Mamãe? Mamãe está aqui?  Virei-me para o outro túnel. Ela não estava lá. Meu desespero continuava.

— Estou aqui meu filho! - Continuou.

— Mãe? Onde você está? - Gritei.

— Aqui meu príncipe, aqui. - Disse a voz.

Dei alguns passos a frente e então parei. Minha mãe nunca me chama de príncipe, e sim de guerreiro. Não era a minha mãe. Alguém estava brincando comigo. Corri para longe dali e parei quando vi Kelsey. Ela estava no chão, caída. Corri até seu corpo e me desesperei, ela não estava respirando. Não...

— Kelsey? É você? Kelsey, por favor. Fale comigo. Preciso saber se é mesmo você. – Implorei.

Lágrimas começaram a correr pelo meu rosto. Eu não podia perdê-la, não suportava que isso acontecesse. É minha culpa, não devia ter trazido ela pra cá, não devia ter saído do seu lado. Ajoelho-me ao lado do corpo e toco sua face, está fria. Não, ela não pode morrer. Não aqui! Eu prefiro morrer a viver com este fardo.

—Não me deixe Kells. – Disse, perdendo as forças.

Nesse momento ouço uma voz, como se sussurrasse no meu ouvido. Uma voz familiar.

— Ren? Estou aqui. Não desista.

Ergui a cabeça.

— Kelsey? Eu estou ouvindo você, mas não posso vê-la. Onde você está? – Questiono confuso. Deito o corpo de Kelsey no chão. Ele desaparece.

— Feche os olhos e sinta seu caminho até mim. – Ela me disse.

Fechei meus olhos, enxuguei as lágrimas e me levantei.

Com os olhos fechados, escuto os batimentos do coração de Kells, sinto o aroma de seu cabelo, o aroma que tanto amo. Ainda com os olhos fechados, me viro para o lado e ando devagar com os braços estendidos.

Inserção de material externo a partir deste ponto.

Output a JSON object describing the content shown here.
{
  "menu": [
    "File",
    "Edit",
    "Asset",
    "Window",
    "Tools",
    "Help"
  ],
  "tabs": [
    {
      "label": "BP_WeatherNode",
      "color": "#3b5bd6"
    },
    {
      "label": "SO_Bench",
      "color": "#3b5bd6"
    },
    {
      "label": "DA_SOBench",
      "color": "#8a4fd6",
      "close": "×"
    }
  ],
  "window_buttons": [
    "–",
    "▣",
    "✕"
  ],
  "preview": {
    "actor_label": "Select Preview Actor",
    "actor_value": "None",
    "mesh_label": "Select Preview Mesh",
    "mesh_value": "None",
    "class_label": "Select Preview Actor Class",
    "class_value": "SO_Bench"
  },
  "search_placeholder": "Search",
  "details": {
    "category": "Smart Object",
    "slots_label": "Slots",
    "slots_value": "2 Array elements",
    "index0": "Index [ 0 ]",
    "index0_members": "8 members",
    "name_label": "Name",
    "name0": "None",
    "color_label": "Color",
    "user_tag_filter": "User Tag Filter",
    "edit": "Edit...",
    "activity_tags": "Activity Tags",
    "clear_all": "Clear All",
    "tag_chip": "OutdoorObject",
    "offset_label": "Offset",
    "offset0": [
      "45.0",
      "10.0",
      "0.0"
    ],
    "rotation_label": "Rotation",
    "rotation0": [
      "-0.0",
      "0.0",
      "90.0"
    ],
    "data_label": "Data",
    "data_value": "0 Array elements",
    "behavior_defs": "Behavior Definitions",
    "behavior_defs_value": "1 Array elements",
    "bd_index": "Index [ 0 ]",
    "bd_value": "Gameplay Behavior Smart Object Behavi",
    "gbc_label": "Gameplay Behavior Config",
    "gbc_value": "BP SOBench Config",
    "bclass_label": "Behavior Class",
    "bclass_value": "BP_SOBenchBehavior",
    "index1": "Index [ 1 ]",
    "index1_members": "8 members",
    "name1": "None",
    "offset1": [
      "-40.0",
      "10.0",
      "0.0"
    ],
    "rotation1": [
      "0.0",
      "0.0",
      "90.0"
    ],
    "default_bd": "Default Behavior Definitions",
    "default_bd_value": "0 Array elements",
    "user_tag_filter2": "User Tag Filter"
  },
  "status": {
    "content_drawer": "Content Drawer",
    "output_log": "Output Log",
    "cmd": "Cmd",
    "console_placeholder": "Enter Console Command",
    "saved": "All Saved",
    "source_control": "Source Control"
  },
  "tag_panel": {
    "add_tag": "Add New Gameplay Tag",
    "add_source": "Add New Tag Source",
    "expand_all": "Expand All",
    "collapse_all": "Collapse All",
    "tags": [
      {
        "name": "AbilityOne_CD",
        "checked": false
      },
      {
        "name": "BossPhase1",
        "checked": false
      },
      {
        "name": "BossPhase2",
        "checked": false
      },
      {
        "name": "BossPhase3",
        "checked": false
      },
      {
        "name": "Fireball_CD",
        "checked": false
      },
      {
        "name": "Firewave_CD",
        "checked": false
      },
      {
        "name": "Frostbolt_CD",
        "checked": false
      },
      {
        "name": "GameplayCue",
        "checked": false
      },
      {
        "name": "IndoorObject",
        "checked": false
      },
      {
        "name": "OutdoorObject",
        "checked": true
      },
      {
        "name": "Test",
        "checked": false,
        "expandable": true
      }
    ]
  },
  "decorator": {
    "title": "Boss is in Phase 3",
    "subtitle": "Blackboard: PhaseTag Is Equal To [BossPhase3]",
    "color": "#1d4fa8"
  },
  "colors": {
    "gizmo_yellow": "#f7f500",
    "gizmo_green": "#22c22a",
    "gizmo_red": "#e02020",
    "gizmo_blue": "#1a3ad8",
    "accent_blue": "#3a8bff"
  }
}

Vou seguindo e, após alguns segundos, sinto a mão de Kelsey tocar as minhas. Então ela me puxa de encontro a si.

Abri meus olhos e a olhei. Toquei seu rosto com os dedos.

— É você mesma desta vez, Kells? - Perguntei recuando.

— Bom, eu não sou um cadáver cheio de larvas de varejeira, se é o que você quer dizer. - Provocou.

Neste momento percebi que era ela sim, com seu senso de humor inconfundível. Minha Kells.

— Que alívio. Nenhum cadáver cheio de varejeiras seria tão sarcástico. - Concordei.

— Bem, e como eu sei que é você de verdade? - Indagou.

Considerei sua pergunta. Puxei-a de encontro ao meu peito e a beijei profundamente. Minhas mãos passearam por seus braços e ombros, reconhecendo sua pele. Ela agarrou minha cintura com os braços e respondeu com avidez ao meu contato. Quando me afastei, ela estava sorrindo.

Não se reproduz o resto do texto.